OpenFabrics Alliance Announces Changes in Distribution of its RDMA Middleware, Drivers with Linux

OFA now recommends that users deploy software supplied by Linux distributors;
keeps engineering level distributions (OFED) for backports, vendor specific and preview features

The OFA has announced it now recommends users obtain production-level OpenFabrics Software (OFS) via the Linux distribution of their choice. The OFA also announced that, via the alliance website, users now have the option to access engineering-level branches for prior versions of backports, as well as vendor-specific and technology preview features. The announcement was officially made to attendees at the OFA’s 5th Annual User and Developer Workshop.

Changes in the distribution of OFS will take effect in the coming months at the request of OFA users, Red Hat, SUSE and the Linux community at kernel.org. For additional streamlining, the OFA will also begin aligning its software with the Linux kernel – beginning with Linux 3.2 and will include the next release of kernel-level code in OFS. The latest release of OFED 1.5.4.1 is available at the OFA website, including new kernel features and updated user space packages and management modules.  

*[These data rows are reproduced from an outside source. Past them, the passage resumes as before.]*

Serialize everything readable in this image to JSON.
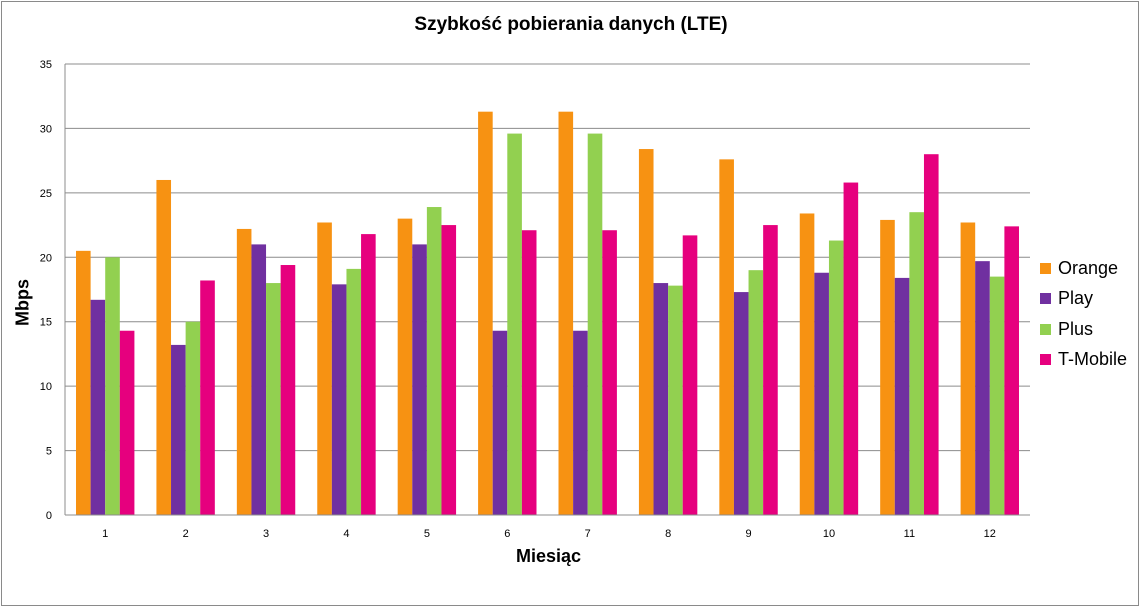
{
  "chart_data": {
    "type": "bar",
    "title": "Szybkość pobierania danych  (LTE)",
    "xlabel": "Miesiąc",
    "ylabel": "Mbps",
    "ylim": [
      0,
      35
    ],
    "yticks": [
      "0",
      "5",
      "10",
      "15",
      "20",
      "25",
      "30",
      "35"
    ],
    "categories": [
      "1",
      "2",
      "3",
      "4",
      "5",
      "6",
      "7",
      "8",
      "9",
      "10",
      "11",
      "12"
    ],
    "grid": true,
    "legend_position": "right",
    "series": [
      {
        "name": "Orange",
        "color": "#f79212",
        "values": [
          20.5,
          26.0,
          22.2,
          22.7,
          23.0,
          31.3,
          31.3,
          28.4,
          27.6,
          23.4,
          22.9,
          22.7
        ]
      },
      {
        "name": "Play",
        "color": "#7030a0",
        "values": [
          16.7,
          13.2,
          21.0,
          17.9,
          21.0,
          14.3,
          14.3,
          18.0,
          17.3,
          18.8,
          18.4,
          19.7
        ]
      },
      {
        "name": "Plus",
        "color": "#92d050",
        "values": [
          20.0,
          15.0,
          18.0,
          19.1,
          23.9,
          29.6,
          29.6,
          17.8,
          19.0,
          21.3,
          23.5,
          18.5
        ]
      },
      {
        "name": "T-Mobile",
        "color": "#e6007e",
        "values": [
          14.3,
          18.2,
          19.4,
          21.8,
          22.5,
          22.1,
          22.1,
          21.7,
          22.5,
          25.8,
          28.0,
          22.4
        ]
      }
    ]
  }
}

"With these changes by the OFA, the OpenFabrics RDMA Software, also known as OFED, is moving into the mainstream Linux kernel and into the distribution's user space environments," said Doug Ledford, lead engineer for RDMA technologies, Red Hat, Inc. "This will eliminate the need for users to download a separate OFS stack to put on top of their operating system of choice, increase the quality and ubiquity of RDMA stacks across all Linux distributions, and help the role of OFS move from being an add-on item to an integral part of the core RDMA provider in every Linux operating system."

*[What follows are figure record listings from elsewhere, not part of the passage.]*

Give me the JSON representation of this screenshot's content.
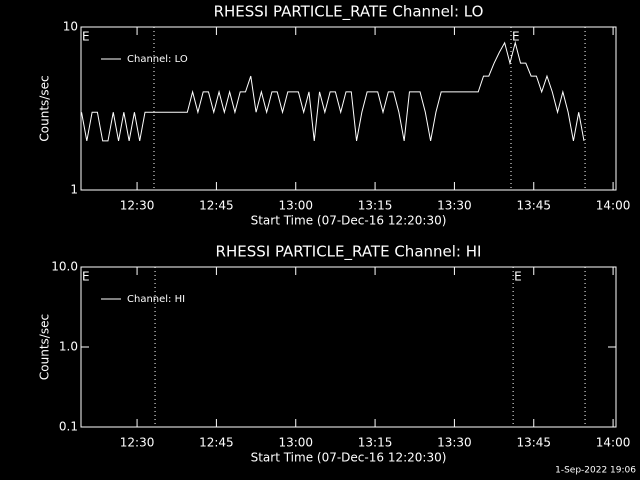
{
  "chart_data": [
    {
      "type": "line",
      "title": "RHESSI PARTICLE_RATE Channel: LO",
      "xlabel": "Start Time (07-Dec-16 12:20:30)",
      "ylabel": "Counts/sec",
      "ylog": true,
      "legend": "upper left",
      "xlim": [
        19.4,
        120.55
      ],
      "ylim": [
        1,
        10
      ],
      "xticks": [
        {
          "value": 30,
          "label": "12:30"
        },
        {
          "value": 45,
          "label": "12:45"
        },
        {
          "value": 60,
          "label": "13:00"
        },
        {
          "value": 75,
          "label": "13:15"
        },
        {
          "value": 90,
          "label": "13:30"
        },
        {
          "value": 105,
          "label": "13:45"
        },
        {
          "value": 120,
          "label": "14:00"
        }
      ],
      "yticks": [
        1,
        10
      ],
      "event_lines": [
        33.2,
        100.7,
        114.7
      ],
      "annotations": [
        {
          "text": "E",
          "x": 19.4
        },
        {
          "text": "E",
          "x": 100.7
        }
      ],
      "x": [
        19.5,
        20.5,
        21.5,
        22.5,
        23.5,
        24.5,
        25.5,
        26.5,
        27.5,
        28.5,
        29.5,
        30.5,
        31.5,
        32.5,
        33.5,
        34.5,
        35.5,
        36.5,
        37.5,
        38.5,
        39.5,
        40.5,
        41.5,
        42.5,
        43.5,
        44.5,
        45.5,
        46.5,
        47.5,
        48.5,
        49.5,
        50.5,
        51.5,
        52.5,
        53.5,
        54.5,
        55.5,
        56.5,
        57.5,
        58.5,
        59.5,
        60.5,
        61.5,
        62.5,
        63.5,
        64.5,
        65.5,
        66.5,
        67.5,
        68.5,
        69.5,
        70.5,
        71.5,
        72.5,
        73.5,
        74.5,
        75.5,
        76.5,
        77.5,
        78.5,
        79.5,
        80.5,
        81.5,
        82.5,
        83.5,
        84.5,
        85.5,
        86.5,
        87.5,
        88.5,
        89.5,
        90.5,
        91.5,
        92.5,
        93.5,
        94.5,
        95.5,
        96.5,
        97.5,
        98.5,
        99.5,
        100.5,
        101.5,
        102.5,
        103.5,
        104.5,
        105.5,
        106.5,
        107.5,
        108.5,
        109.5,
        110.5,
        111.5,
        112.5,
        113.5,
        114.5
      ],
      "series": [
        {
          "name": "Channel: LO",
          "color": "#ffffff",
          "values": [
            3,
            2,
            3,
            3,
            2,
            2,
            3,
            2,
            3,
            2,
            3,
            2,
            3,
            3,
            3,
            3,
            3,
            3,
            3,
            3,
            3,
            4,
            3,
            4,
            4,
            3,
            4,
            3,
            4,
            3,
            4,
            4,
            5,
            3,
            4,
            3,
            4,
            4,
            3,
            4,
            4,
            4,
            3,
            4,
            2,
            4,
            3,
            4,
            4,
            3,
            4,
            4,
            2,
            3,
            4,
            4,
            4,
            3,
            4,
            4,
            3,
            2,
            4,
            4,
            4,
            3,
            2,
            3,
            4,
            4,
            4,
            4,
            4,
            4,
            4,
            4,
            5,
            5,
            6,
            7,
            8,
            6,
            8,
            6,
            6,
            5,
            5,
            4,
            5,
            4,
            3,
            4,
            3,
            2,
            3,
            2
          ]
        }
      ]
    },
    {
      "type": "line",
      "title": "RHESSI PARTICLE_RATE Channel: HI",
      "xlabel": "Start Time (07-Dec-16 12:20:30)",
      "ylabel": "Counts/sec",
      "ylog": true,
      "legend": "upper left",
      "xlim": [
        19.4,
        120.55
      ],
      "ylim": [
        0.1,
        10
      ],
      "xticks": [
        {
          "value": 30,
          "label": "12:30"
        },
        {
          "value": 45,
          "label": "12:45"
        },
        {
          "value": 60,
          "label": "13:00"
        },
        {
          "value": 75,
          "label": "13:15"
        },
        {
          "value": 90,
          "label": "13:30"
        },
        {
          "value": 105,
          "label": "13:45"
        },
        {
          "value": 120,
          "label": "14:00"
        }
      ],
      "yticks": [
        0.1,
        {
          "value": 1,
          "label": "1.0"
        },
        {
          "value": 10,
          "label": "10.0"
        }
      ],
      "event_lines": [
        33.4,
        101.1,
        114.7
      ],
      "annotations": [
        {
          "text": "E",
          "x": 19.4
        },
        {
          "text": "E",
          "x": 101.1
        }
      ],
      "x": [],
      "series": [
        {
          "name": "Channel: HI",
          "color": "#ffffff",
          "values": []
        }
      ]
    }
  ],
  "footer": "1-Sep-2022 19:06"
}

“Thousands of businesses worldwide use SUSE Linux Server and OFS including such enterprises as the London Stock Exchange,” said John Jolly, software engineer, SUSE. “Including OFS following these new processes in the SUSE interoperable, mission-critical enterprise as well as real-time operating system environments will enable users to more easily experience the low latency, CPU efficiency and cost saving benefits of RDMA.”

“OFS has become a critical requirement for broad EDC, Cloud and HPC deployments with both Linux and Windows, and must be easily and reliably available in production releases from the distributors of these operating systems and software ecosystems,” said Jim Ryan, Chair, OFA. “In addition, we are expanding the work of the University of New Hampshire Interoperability Lab (UNH-IOL) to include cross distribution testing of kernel-level, management and user space code (drivers, MPI, Sockets, SRP, NFS, etc.). This will ensure consistency, robustness and conformance with existing production infrastructures in all the markets utilizing OFS as a result of its 10X performance scaling potential and 80% CPU cycle saving capability leading to a potential overall data center monthly cost reduction of up to 30% counting both Capex and Opex.”

OFS delivers valuable benefits to end-user organizations, including high CPU efficiency, reduced energy consumption and reduced rack-space requirements. OFS offers these benefits on commodity servers for academic, engineering, enterprise, research and cloud applications. OFS provides investment protection as parallel computing and storage evolve toward exascale computing, and as networking speeds move toward 10 Gigabit Ethernet and 40 Gigabit InfiniBand in the enterprise data center. Examples of organizations productizing, distributing and supporting OFS include Cray, HP, IBM, Intel, Oracle, Mellanox, SGI, and Xyratex.